Os homens donde vieram

com seu destino de pedra?” (…)

Lúcido sempre, Nejar jamais quis dar ao seu canto um tom fácil de panfleto político. Mas sabe que a poesia tira toda a sua seiva desse terreno áspero, que é a liberdade e um ideal político totalitário não rima com a livre inspiração poética. Como ele poderia ter feito um nome nas rodinhas literárias ridículas que levam os criadores a congressos de literatura em Houston, Texas, ou em Frankfurt ou Berlim - e não quis. Mas se o poeta gaúcho não estava preso a nenhum manual de conversão política, tampouco poderia limitar-se apenas ao descampado, ao meio rural do Rio Grande do Sul. Como ele próprio reconhece e proclama;

“Embora preso ao pampa

eu sepre fui sem pátria

ou acostumei-me à ingrata

volúpia de ir seguindo” (…)

Semelhante aos poetas do romantismo inglês, e sobretudo, Wordsworth, que revelara, absorto: “O céu se estende sobre nós/ na nossa infância” -, Nejar tem da pátria uma noção que se une ao tempo que as rugas e os ponteiros dos relógios assinalam:

“Quem apartar a infância,

pode ser dela, ao menos,

absorto na fragrância

de seus campos amenos?” (…)

A pátria abrange muito mais: a pátria é o ser humano, nosso próximo, são todos os países e todos os povos, como no canto fraternal do poeta norte-americano Walt Whitman. Nejar evoca a irmandade de todos os homens sobre este frágil planeta devastado por guerras, poluição e violência:

“O homem sempre é mais forte,

se a outro homem se aliar; (…)

Por mais que a morte desfaça,

há um homem sempre a lutar.

O vento faz seu caminho

por dentro, no seu poemar”.

E na própria paisagem inaugural campestre, ele tem as primeiras e inesquecíveis fulgurações místicas, como o menino Miguilim do conto Campot Geral, de Guimarães Rosa, quando deixa a miopia e vê tudo num deslumbramento, com os óculos novos que lhe deram:

“Um dia vi Deus numa palavra

E lumminosa despontava, argla.

E Deus vagueava tudo, aquietava

As numinosas letras, quase em fila” (…)

Adão, feito da argila modelada por Deus, nomeadamente as flores, árvores, animais do Paraíso e o Nome é uma palavra, banhada de transcendência. A palavra se comunica de um ser a outro, mas também indica uma interrupção-corte, separação, morte - ou um mistério de que apenas é o símbolo, a guardiã, o caminho do Absoluto: Deus.

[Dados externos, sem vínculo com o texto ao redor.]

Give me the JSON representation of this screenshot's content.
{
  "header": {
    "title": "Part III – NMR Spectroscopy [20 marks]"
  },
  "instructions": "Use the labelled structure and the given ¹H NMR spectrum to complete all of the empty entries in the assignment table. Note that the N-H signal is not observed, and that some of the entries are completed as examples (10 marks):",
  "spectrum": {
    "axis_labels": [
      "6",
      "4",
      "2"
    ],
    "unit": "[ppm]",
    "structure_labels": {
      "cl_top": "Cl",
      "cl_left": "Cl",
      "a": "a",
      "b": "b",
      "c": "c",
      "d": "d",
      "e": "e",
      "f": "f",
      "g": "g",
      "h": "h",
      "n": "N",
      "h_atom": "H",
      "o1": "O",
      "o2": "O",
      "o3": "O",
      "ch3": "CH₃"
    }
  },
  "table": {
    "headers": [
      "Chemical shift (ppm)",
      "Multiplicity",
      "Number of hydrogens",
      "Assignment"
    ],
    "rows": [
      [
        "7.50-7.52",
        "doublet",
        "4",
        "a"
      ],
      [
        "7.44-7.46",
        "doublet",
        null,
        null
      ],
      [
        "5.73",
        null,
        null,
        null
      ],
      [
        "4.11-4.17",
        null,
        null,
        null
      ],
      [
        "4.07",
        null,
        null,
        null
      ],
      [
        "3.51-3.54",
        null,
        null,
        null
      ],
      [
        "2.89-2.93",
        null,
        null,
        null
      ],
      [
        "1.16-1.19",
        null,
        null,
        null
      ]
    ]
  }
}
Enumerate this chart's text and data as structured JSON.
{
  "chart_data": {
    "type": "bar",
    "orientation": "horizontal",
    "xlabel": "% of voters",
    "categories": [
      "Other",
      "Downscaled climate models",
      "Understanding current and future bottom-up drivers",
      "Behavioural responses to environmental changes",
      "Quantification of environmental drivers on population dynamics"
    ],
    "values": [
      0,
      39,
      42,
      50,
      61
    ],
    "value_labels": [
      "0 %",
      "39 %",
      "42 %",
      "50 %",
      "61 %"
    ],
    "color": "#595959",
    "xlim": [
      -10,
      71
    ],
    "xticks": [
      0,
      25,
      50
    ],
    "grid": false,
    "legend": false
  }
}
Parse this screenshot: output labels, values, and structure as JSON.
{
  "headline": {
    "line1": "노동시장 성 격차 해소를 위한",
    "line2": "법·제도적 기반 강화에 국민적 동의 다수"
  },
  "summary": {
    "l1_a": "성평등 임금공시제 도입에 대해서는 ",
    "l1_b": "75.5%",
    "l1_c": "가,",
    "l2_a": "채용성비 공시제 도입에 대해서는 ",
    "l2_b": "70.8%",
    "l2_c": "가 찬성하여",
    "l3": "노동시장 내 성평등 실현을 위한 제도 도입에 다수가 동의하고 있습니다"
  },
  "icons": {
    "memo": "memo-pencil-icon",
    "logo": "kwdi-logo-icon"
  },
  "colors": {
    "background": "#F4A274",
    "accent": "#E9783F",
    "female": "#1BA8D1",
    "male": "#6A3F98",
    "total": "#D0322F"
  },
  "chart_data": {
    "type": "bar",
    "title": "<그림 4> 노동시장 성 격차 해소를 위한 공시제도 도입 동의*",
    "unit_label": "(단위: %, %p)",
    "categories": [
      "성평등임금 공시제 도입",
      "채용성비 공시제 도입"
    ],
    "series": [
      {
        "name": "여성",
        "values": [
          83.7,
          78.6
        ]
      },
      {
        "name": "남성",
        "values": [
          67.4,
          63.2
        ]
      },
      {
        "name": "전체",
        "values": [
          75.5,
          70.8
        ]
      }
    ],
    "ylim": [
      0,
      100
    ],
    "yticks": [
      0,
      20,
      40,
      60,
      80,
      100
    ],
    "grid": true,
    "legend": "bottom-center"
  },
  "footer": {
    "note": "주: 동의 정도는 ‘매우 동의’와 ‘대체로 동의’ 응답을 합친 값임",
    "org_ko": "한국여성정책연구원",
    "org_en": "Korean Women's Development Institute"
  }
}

Do viver árduo, áspero é que se extrai aquilo que fica depois que a morte passou como um arado sobre os nossos ossos e a nossa memória: a Esperana. Esperança de vida para os que se contentam com a existência carnal efêmera sobre a Terra. Esperança, além do acaso, da destruição, da frustração para os que, como o poeta, a arrancam do Mal universal e, mesmo aleijados, a esculpem a mando de seu coração:

“Limarás tua esperança.

Até que a mó se desgaste;

mesmo sem mó, limarás

contra a sorte e o desespero.

Até que tudo te seja

mais doloroso e profundo.

Limarás sem mãos ou braços,

com o coração resoluto.

Conhecerás a esperança,

após a morte de tudo”.

Em um de seus versos mais famosos, o poeta admite, com clareza, como se contemplasse um céu colhado de estrelas:

“Amar é a mais alta constelação”.

Através de todas as etapas de sua poesia-social, mística, épica, lírica - o seu canto é, inconfundivelmente, um canto viril, que não teme os grilhões dos poderosos que pretendem deformar a verdade ou estrangulá-la. Assim, no altivo, destemid, desafiador poema em que Giordano Bruno se levanta contra a hedionda Inquisição, diz:

“Não é a mim

Que condenais. (…)

Nada podeis

Roubar-me.

A verdade sofreu

e eu sofri

no grão dos ossos. (…)

Não cedo

o que aprendi

com os elementos. (…)

Eu me fiei

ao universo

e sou janela

de harmonia indelével.

Não vos julgo.

O que se move

é a história

no caule da fogueira.

Sou de uma raça

Que procede

Do fogo.

Não podereis calar-me”.

Dos tempos imemoriais, o homem pressente e só o poeta sabe, claramente, que até para os ateus e agnósticos, existem conceitos humanos que não passam pela morte: a Verdade, a Justiça, o Amor, a Liberdade, a Ética, a Generosidade, a Compaixão, a Paz. Essa a razão para não temer aquela que o grande poeta pernambucano Manuel Bandeira chamava de “A indesejada das gentes”, a Morte. Ele vê esse momento final do corpo, senão da alma também, como o retorno cíclico de outro eu:

“Depois mina morte vai amadurecer de novo, mas será da mesma natureza. E aprenderei a falar com o mundo. E o mundo vai amadurecer como uma pera e depois vai vir uma semente com o mesmo nome. Porém, já serei enterno”.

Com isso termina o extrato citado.